OK, jovem, esqueça o vírus, mas não seja atropelado



Quando peguei o táxi na porta do hospital, o motorista descobriu que sou médico e perguntou, com ares de já ter uma resposta, se essa onda do coronavirus é mesmo grave como a grande mídia vem falando. Parece coisa armada para causar pânico, vender remédio, sei lá, completou.

Quando comecei a dizer que sim, que é um problema de saúde mundial, uma pandemia, com graves consequências sobre a saúde pública e a economia, ele me interrompeu desdenhando: mas só morre gente velha, não é? 


Não sei se ele se tocou que estava falando com alguém com mais de setenta anos, mas transparecia uma certeza arrogante de que a epidemia não era um problema que o preocupasse, um adulto jovem, com sinais de malhação em academia, tatuagens no braço direito com uma bandeira nacional estilizada e cabelo cortado bem rente para disfarçar o encaracolado natural.

Tentei mostrar a ele que o coronavirus parece se propagar rapidamente e atingir muitas pessoas ao mesmo tempo. Dessas, a maior parte terá uma forma mais branda da doença, como ele, provavelmente, se fosse infectado. Mas uma em cada cinco pessoas com o vírus desenvolve a forma mais grave da doença e precisa de atendimento hospitalar. Isto pode ocupar toda a capacidade de atendimento dos hospitais, fazendo com que outras doenças não sejam atendidas de forma adequada.
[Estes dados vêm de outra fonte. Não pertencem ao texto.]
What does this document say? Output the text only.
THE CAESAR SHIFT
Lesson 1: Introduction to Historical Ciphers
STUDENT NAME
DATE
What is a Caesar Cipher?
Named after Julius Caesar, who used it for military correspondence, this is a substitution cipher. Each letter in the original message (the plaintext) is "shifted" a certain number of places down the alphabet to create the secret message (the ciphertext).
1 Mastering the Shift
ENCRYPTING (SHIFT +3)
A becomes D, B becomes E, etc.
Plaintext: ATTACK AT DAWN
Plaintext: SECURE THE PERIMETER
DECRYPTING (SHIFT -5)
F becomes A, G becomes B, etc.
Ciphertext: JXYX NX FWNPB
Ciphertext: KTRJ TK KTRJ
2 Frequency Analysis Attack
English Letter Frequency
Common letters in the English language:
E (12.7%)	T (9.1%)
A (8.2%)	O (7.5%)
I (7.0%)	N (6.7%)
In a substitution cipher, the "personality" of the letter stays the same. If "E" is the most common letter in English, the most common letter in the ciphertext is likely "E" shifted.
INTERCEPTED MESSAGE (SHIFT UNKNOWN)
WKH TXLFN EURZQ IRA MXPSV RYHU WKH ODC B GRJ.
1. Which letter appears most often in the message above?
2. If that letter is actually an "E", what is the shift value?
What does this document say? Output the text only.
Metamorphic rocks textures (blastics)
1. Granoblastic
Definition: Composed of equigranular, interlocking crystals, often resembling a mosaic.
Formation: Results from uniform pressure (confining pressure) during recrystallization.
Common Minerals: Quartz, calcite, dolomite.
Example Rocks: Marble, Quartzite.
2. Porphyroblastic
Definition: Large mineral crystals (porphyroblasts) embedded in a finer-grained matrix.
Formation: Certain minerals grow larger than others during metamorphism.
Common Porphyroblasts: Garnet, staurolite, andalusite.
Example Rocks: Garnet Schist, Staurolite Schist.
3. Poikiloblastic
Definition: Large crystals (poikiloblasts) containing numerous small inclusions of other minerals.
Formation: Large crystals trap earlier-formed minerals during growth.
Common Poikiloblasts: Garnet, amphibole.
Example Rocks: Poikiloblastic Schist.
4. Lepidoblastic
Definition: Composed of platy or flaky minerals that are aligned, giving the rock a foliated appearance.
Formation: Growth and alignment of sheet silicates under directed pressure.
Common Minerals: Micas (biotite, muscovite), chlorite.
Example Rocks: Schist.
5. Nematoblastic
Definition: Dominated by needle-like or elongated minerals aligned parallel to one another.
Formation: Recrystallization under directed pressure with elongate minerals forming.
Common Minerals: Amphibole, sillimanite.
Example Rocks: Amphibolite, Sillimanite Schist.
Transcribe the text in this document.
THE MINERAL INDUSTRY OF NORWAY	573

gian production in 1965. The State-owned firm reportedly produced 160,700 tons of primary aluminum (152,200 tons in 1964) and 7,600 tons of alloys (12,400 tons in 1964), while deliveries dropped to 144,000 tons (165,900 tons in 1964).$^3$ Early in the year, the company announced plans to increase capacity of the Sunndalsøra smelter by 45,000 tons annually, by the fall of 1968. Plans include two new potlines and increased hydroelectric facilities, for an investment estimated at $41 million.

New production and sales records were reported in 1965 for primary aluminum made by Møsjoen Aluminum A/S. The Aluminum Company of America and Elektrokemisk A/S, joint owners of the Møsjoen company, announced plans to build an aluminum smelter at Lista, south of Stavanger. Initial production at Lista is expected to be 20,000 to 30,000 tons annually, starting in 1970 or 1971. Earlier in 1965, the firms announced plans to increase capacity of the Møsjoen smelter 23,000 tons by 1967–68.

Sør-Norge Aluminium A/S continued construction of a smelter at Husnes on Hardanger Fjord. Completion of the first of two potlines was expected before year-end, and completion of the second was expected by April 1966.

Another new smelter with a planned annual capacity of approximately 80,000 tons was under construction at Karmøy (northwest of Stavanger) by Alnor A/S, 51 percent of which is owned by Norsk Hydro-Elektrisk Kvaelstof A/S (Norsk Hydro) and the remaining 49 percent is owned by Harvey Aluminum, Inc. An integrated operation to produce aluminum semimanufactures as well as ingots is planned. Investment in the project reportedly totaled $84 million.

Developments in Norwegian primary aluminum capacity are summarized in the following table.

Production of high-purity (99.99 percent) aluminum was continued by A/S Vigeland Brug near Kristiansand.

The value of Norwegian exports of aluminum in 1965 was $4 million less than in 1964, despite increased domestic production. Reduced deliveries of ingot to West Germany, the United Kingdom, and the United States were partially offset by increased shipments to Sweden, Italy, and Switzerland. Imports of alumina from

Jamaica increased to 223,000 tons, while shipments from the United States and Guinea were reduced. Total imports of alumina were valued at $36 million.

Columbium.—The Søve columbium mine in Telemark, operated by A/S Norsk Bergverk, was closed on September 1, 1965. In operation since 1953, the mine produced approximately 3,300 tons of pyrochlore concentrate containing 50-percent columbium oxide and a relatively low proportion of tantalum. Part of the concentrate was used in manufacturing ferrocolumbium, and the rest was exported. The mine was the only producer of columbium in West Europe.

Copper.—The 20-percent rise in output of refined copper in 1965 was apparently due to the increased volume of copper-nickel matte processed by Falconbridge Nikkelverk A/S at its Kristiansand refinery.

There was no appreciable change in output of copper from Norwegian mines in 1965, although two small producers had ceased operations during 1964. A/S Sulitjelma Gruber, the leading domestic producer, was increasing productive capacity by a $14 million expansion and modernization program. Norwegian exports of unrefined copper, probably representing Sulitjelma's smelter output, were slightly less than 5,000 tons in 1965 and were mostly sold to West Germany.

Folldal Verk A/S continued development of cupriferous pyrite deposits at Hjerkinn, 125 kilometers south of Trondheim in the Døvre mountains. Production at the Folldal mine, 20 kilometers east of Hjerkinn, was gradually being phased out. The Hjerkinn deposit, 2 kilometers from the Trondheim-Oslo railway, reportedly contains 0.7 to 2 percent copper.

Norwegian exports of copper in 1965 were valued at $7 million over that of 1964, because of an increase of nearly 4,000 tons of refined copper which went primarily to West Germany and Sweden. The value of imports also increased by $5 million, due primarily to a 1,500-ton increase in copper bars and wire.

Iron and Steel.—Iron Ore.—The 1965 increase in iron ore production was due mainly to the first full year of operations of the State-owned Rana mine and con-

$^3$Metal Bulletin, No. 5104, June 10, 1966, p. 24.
Por exemplo, disse a ele, se você sofrer um acidente com seu carro, ou for atropelado, ou levar um tiro, ou tiver a forma hemorrágica da dengue, coisas que podem pode acontecer com qualquer um, algumas delas, aliás, mais comuns em jovens como você, você poderá chegar ao hospital e ele estará lotado com pessoas com o coronavirus. Por isso, talvez você também corra um risco de morte maior durante a epidemia, mesmo sem estar infectado pelo vírus, por causa destas outras situações que podem colapsar o sistema de atendimento à saúde.

Por um momento ele ficou em silêncio. Achei que aquele rapaz poderia estar considerando a possibilidade de levar mais a sério a pandemia que estamos vivendo e que deverá chegar à nossa cidade em breve. Ele meneou a cabeça para a janela e se voltou para mim com um sorriso seguro nos lábios: Ah, esquento não, Deus é maior. Tudo posso naquele que me fortalece. E beijou uma pequena cruz pendurada na corrente dourada que trazia ao pescoço.

Não, ele não entendeu o risco que estamos correndo.